Besides the sound it produces, one of my favourite things about the Stage SE is its multi-function knob. This makes changing volume even easier than it otherwise would be and although I’d have preferred it if volume increased continuously while you turn the knob rather than jump up in increments with each turn, I’m surprised more desktop soundbars haven’t incorporated something similar.

Creative Stage SE review: What could be improved?

While the Creative Stage SE puts in an impressive audio performance for its size and price, there are a few areas that could be improved.

At low volumes, mid-range frequencies had a tendency to sound a little recessed. I had no such problems when pushing the soundbar to its limits, but mid-range clarity could have been better when listening at 40% volume and below. The instrumentation in Paul Simon’s ‘Diamonds on the Soles of Her Shoes’ sounded a little muddied, even if the vocals themselves remained clear. The tone adjustment options help to some extent, but it’s a shame that the Stage SE isn’t compatible with the Creative app as this would have allowed for greater EQ customisation.

It’s also a shame that physical connectivity is limited to a single USB-C port. Optical and 3.5mm ports can be found on other affordable Creative soundbars and would have been very welcome here, though their omission is understandable given the Stage SE’s price and the fact it’s specifically designed for use with laptops and PCs.

While I enjoyed the simplistic and tactile nature of the multi-function knob, I’d have liked to have seen it offer a few more control options. Having to use the remote to engage the different sound modes or adjust tone levels feels jarring when the bar is within arm’s length and additional commands could have been added to the knob’s central button to cover these areas.

I also found that pushing the button in caused the soundbar to move slightly. This was a minor annoyance rather than a big problem but could have easily been avoided by making the feet on which the Stage SE stands wider and sturdier.

Creative Stage SE review: Should you buy it?

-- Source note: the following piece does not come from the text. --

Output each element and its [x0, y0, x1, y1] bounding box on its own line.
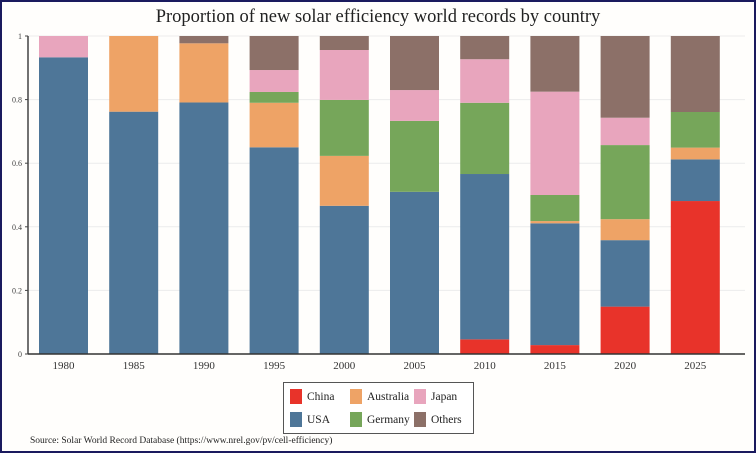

The Creative Stage SE is an enticing option for those looking for a cheap soundbar to pair with their PC or laptop. It boasts a harmonious and potent output across its sound modes, can be tweaked to suit different content types and has a pleasingly small desktop footprint.

Minor missteps like the absence of a 3.5mm port and slightly recessed mid-range at low volume prevent it from being the perfect under-monitor soundbar but are easy to enough to overlook when you take into account how good the Stage SE sounds and how little it costs. If you’re after a cost-effective way of improving your desktop audio experience and would rather a soundbar than a pair of PC speakers, the Stage SE is currently your best bet.